Corre hacia la Misericordia

Corre hacia la Misericordia

Al salir de la hermosa iglesia colonial de San Francisco en el centro de Lima con un amigo de la universidad que había viajado conmigo al Perú por unas semanas, cinco camiones militares con cañones de agua pasaron apresurados por la calle estrecha junto a la imponente estructura. Había visto las noticias antes de ir al centro y sabia que manifestantes se estaban reuniendo cerca del Congreso. Mi amigo bastante alarmado me dijo: “¿qué vamos a hacer ahora?” Tranquilamente respondí: “vamos a caminar en el sentido contrario de donde van los camiones”. Si hubiéramos caminado tres cuadras detrás de la iglesia, habríamos encontrado manifestantes violentos en la Plaza Bolívar frente al Congreso. Sin embargo, decidimos caminar dos cuadras hacia el otro lado donde disfrutamos de un maravilloso almuerzo al aire libre sentados en la Plaza Mayor de la ciudad.

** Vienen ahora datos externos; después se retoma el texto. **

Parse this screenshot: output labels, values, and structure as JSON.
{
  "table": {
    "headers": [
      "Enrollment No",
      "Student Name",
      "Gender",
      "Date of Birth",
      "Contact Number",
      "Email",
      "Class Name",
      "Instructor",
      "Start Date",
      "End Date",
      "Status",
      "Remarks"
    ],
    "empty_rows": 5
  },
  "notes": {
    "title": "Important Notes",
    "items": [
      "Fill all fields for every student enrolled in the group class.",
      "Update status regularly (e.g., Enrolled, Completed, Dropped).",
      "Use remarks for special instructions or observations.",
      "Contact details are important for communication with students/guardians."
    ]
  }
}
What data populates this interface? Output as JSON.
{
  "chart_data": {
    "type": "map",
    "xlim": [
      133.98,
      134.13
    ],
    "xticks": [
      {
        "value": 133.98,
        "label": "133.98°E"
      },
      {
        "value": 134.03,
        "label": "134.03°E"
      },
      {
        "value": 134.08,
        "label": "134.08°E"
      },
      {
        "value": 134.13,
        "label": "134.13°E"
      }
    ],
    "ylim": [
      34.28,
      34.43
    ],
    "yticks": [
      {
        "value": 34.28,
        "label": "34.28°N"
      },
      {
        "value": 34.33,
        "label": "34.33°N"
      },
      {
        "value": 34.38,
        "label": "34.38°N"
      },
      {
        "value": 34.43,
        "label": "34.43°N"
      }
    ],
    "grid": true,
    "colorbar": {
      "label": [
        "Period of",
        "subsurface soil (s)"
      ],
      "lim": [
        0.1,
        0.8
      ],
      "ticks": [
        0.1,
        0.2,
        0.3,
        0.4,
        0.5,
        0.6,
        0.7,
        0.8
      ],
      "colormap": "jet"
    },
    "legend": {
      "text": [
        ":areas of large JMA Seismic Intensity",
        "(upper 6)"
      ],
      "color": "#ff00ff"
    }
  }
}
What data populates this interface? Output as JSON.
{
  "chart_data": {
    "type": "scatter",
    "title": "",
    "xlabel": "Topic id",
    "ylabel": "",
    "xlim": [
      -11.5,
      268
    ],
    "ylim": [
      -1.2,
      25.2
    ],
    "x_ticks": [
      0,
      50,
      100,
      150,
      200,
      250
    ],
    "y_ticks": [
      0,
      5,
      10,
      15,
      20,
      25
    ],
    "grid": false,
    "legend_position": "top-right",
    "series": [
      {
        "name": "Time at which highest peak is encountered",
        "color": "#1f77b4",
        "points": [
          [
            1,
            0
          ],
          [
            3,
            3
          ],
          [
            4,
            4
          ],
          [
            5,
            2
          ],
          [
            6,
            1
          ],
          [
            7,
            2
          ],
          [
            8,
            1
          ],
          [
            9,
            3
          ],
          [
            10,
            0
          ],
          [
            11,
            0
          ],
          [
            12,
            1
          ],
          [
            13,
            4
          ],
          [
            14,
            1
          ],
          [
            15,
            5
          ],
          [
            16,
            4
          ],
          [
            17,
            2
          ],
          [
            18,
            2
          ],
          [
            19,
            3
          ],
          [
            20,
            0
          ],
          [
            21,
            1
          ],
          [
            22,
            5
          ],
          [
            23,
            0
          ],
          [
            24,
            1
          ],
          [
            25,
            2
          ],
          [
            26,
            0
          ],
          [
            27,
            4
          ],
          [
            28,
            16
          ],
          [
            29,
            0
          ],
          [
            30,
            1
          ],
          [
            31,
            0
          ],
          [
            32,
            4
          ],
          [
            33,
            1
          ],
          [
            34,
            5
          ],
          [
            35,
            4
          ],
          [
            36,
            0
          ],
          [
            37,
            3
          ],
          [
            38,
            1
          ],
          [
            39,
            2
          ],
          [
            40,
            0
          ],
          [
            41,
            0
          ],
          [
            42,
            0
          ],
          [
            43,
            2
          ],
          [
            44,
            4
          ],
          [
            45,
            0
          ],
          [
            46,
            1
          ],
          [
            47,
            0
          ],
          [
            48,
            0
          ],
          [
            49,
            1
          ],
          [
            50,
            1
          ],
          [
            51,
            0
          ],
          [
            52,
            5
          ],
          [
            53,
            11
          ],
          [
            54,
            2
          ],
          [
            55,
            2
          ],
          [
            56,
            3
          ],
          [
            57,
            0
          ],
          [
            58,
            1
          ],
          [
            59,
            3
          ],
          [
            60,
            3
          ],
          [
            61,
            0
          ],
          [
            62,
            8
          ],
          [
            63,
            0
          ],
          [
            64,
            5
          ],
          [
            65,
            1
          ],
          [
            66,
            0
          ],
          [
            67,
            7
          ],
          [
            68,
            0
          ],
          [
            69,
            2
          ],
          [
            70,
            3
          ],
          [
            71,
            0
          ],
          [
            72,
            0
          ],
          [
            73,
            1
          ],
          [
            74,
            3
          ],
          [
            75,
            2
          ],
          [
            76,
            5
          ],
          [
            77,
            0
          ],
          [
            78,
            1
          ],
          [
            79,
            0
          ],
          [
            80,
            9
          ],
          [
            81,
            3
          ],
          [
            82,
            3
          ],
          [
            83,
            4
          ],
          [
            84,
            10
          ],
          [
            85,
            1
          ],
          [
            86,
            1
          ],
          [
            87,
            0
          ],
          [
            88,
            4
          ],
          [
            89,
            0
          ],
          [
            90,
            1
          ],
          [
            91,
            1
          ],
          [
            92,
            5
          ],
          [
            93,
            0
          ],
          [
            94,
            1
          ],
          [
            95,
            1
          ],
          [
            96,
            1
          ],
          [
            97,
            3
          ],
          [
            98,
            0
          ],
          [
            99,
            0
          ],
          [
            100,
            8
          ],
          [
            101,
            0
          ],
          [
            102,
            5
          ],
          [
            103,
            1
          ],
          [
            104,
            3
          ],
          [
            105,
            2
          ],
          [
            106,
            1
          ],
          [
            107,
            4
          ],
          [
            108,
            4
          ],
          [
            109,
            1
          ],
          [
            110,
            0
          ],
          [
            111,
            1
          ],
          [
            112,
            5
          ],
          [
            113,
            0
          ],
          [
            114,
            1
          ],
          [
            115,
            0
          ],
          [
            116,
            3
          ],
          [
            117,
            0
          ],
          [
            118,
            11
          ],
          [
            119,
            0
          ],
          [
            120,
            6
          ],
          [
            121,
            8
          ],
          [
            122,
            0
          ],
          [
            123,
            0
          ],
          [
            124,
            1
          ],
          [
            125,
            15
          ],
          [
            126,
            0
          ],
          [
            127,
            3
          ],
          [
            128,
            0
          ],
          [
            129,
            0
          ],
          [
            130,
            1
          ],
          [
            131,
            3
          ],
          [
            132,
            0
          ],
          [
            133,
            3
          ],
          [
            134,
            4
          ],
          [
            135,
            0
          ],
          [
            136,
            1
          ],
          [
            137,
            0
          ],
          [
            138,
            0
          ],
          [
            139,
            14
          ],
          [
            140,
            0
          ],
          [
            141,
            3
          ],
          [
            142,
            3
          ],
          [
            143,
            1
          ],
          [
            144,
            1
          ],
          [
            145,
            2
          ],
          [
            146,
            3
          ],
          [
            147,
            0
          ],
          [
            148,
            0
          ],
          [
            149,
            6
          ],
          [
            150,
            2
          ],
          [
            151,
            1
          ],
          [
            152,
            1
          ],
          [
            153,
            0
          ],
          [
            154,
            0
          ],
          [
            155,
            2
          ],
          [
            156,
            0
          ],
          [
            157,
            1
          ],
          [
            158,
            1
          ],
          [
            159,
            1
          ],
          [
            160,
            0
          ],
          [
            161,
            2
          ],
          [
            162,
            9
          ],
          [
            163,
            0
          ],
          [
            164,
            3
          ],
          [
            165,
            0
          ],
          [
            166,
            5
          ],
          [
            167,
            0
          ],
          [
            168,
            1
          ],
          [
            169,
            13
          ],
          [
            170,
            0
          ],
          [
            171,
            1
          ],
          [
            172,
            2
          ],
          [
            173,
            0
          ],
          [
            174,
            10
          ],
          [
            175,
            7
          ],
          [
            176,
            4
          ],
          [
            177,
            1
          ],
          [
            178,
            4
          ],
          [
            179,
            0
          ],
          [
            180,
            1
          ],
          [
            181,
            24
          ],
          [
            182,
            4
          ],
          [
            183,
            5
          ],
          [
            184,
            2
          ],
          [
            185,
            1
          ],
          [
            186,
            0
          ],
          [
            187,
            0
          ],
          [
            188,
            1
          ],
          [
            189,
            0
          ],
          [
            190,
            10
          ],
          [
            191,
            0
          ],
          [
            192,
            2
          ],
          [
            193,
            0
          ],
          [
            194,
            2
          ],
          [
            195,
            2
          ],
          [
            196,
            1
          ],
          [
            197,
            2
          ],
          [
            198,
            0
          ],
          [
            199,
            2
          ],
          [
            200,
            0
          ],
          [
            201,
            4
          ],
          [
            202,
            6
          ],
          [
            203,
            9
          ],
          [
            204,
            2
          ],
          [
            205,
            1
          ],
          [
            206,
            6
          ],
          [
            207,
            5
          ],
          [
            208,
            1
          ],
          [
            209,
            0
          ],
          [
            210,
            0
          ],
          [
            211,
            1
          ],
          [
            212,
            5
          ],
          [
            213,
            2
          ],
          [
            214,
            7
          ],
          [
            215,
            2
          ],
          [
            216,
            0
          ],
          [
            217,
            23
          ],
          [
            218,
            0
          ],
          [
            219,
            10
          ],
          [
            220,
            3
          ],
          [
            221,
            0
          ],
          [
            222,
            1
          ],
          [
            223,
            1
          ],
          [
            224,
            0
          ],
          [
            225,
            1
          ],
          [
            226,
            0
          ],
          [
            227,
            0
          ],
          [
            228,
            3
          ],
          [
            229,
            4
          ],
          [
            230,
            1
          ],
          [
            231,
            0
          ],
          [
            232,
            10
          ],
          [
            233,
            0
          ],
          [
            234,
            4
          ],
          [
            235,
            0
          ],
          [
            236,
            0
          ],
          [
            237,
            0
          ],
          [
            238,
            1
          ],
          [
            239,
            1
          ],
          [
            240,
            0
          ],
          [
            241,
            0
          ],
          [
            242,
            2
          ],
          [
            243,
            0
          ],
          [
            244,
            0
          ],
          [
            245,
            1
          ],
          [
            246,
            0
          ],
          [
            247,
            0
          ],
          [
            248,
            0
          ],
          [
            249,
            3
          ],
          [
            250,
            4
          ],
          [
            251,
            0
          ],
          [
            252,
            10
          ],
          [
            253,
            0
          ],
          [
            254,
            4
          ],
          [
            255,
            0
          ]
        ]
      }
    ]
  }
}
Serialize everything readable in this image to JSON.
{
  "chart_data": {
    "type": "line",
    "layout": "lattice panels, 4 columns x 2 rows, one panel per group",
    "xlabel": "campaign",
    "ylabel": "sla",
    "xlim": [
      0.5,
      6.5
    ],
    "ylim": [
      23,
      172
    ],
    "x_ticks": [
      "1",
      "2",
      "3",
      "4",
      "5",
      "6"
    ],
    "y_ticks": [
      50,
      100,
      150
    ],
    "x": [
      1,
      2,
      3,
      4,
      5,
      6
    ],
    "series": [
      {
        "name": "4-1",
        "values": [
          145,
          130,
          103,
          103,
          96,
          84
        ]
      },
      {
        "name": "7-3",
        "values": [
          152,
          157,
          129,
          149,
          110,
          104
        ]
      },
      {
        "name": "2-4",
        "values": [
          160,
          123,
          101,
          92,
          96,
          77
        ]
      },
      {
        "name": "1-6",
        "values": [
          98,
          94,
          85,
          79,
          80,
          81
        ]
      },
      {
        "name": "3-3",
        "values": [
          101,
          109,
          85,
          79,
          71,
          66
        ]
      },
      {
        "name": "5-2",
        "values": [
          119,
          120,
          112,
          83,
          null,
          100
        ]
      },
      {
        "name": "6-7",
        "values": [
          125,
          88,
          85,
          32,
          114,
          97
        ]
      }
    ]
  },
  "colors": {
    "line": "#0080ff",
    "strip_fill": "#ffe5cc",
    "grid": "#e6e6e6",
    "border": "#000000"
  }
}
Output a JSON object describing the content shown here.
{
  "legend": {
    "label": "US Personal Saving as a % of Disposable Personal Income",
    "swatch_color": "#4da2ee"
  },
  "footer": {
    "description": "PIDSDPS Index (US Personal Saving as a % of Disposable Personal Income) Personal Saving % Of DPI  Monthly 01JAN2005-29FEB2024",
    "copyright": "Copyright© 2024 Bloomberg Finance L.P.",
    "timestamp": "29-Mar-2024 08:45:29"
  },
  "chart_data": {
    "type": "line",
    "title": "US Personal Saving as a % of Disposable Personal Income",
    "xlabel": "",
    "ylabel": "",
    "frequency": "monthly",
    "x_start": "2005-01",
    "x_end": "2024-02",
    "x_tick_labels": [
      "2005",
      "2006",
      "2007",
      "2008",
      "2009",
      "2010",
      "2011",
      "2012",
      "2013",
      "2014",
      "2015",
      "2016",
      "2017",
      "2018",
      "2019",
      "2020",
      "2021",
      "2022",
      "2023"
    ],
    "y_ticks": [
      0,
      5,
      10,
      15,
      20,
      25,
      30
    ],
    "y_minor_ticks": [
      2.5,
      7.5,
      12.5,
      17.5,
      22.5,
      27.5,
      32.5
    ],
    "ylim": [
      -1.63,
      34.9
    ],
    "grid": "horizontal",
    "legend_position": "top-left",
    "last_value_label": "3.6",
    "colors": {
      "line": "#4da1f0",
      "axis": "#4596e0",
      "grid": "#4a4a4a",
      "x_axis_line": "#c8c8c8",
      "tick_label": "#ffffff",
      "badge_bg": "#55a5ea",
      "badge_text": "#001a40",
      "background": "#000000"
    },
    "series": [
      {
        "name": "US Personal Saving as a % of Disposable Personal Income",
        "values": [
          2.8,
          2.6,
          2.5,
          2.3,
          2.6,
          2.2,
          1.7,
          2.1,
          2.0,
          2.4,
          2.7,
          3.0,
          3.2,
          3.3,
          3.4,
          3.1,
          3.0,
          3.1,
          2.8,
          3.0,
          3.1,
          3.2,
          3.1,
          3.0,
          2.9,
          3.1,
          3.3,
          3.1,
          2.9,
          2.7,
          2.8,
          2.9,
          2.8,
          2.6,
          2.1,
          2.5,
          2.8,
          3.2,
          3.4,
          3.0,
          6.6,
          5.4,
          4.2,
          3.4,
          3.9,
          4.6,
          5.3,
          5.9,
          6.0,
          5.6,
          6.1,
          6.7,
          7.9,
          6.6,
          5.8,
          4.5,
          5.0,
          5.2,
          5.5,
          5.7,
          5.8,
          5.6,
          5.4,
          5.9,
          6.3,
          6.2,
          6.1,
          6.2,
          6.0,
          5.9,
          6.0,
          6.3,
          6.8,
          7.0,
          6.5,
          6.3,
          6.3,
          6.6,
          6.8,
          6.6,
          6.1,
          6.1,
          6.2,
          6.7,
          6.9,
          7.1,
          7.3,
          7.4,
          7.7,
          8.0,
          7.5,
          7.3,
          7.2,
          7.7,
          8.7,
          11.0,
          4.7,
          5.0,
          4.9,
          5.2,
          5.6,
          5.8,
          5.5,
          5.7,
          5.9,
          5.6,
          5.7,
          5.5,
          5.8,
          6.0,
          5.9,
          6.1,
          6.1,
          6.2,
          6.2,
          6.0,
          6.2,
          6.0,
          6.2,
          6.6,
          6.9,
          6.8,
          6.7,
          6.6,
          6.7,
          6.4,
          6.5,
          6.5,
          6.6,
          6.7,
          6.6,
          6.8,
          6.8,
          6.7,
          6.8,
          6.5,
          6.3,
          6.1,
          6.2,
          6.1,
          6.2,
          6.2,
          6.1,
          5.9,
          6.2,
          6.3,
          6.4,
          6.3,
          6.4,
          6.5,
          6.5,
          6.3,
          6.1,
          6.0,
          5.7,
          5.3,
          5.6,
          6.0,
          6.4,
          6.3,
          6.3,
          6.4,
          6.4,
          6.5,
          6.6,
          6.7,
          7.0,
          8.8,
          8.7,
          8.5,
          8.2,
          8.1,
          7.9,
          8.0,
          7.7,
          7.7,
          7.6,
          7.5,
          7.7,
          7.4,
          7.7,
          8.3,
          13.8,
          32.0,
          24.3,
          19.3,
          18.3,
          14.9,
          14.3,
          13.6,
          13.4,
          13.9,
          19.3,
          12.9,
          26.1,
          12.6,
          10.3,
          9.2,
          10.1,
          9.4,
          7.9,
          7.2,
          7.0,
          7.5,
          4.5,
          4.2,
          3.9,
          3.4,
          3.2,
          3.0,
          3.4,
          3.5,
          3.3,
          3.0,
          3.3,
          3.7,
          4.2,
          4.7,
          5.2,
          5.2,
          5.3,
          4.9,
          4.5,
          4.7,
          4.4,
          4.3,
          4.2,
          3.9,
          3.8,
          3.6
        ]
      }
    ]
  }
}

Como sacerdote tengo contacto con muchas personas que luchan contra la impaciencia y la ira. Estas pueden estar dirigidas hacia una persona en particular o una situación en sus vidas. La incapacidad de efectuar un cambio conduce rápidamente a estos dos pecados comunes. La mera mención de la persona o un recordatorio de la situación dolorosa inicia un proceso dentro de la persona que agrega sal a la herida. Por difícil que sea de entender, cuando los cañones de agua de la vida pasan rápidamente ante a nosotros, tendemos a correr detrás de ellos directamente hacia el problema, en lugar de dirigirnos en la dirección opuesta. Existe una tendencia donde permitimos que aquellos que nos han ofendido o herido sigan haciéndonos daño incluso en su ausencia. Nosotros mismos aumentamos en el problema.

A menudo reflexiono sobre el pasaje del Evangelio de San Juan donde Jesús se encuentra con una mujer sorprendida en el acto de adulterio e invita a los escribas a arrojarle piedras si no tienen pecado. Ninguno de ellos lo hace y se marchan. Me imagino a la mujer recogiendo una piedra que unos pocos segundos antes había caído de las manos de uno de los escribas, y luego procede a golpearse en la cabeza con ella. Jesús, absolutamente atónito, pregunta: “¿Qué estás haciendo? Nadie te ha condenado, ¿por qué te estás condenando a ti misma?” Por ridícula que sea esta situación hipotética, refleja una tendencia frecuente de lastimarnos sin la ayuda del prójimo. Nuevamente, en lugar de alejarnos o de soltar, corremos hacia la protesta o nos golpeamos con una piedra.

Una de mis mayores alegrías como sacerdote es compartir la misericordia de Jesús cuando escucho confesiones. Se acercan corazones agobiados y angustiados y parten animados y alegres. Ningún pecado es demasiado grande, ninguna ofensa imperdonable: hay verdadera libertad en la misericordia de Dios. Como confesor reconozco que estoy en una posición privilegiada, no por mi bien, sino para que los pecadores puedan experimentar de primera mano la misericordia de Dios. Puedo asistir a los demás para que acepten el perdón y animarlos a que se lo extiendan a su prójimo para que se calme esa inquietud que sienten. En lugar de correr junto con los camiones militares directamente a la protesta donde solo ocurre más daño, Jesús nos invita a alejarnos del pecado y sus efectos, a aceptar la misericordia y disfrutar de un momento de paz.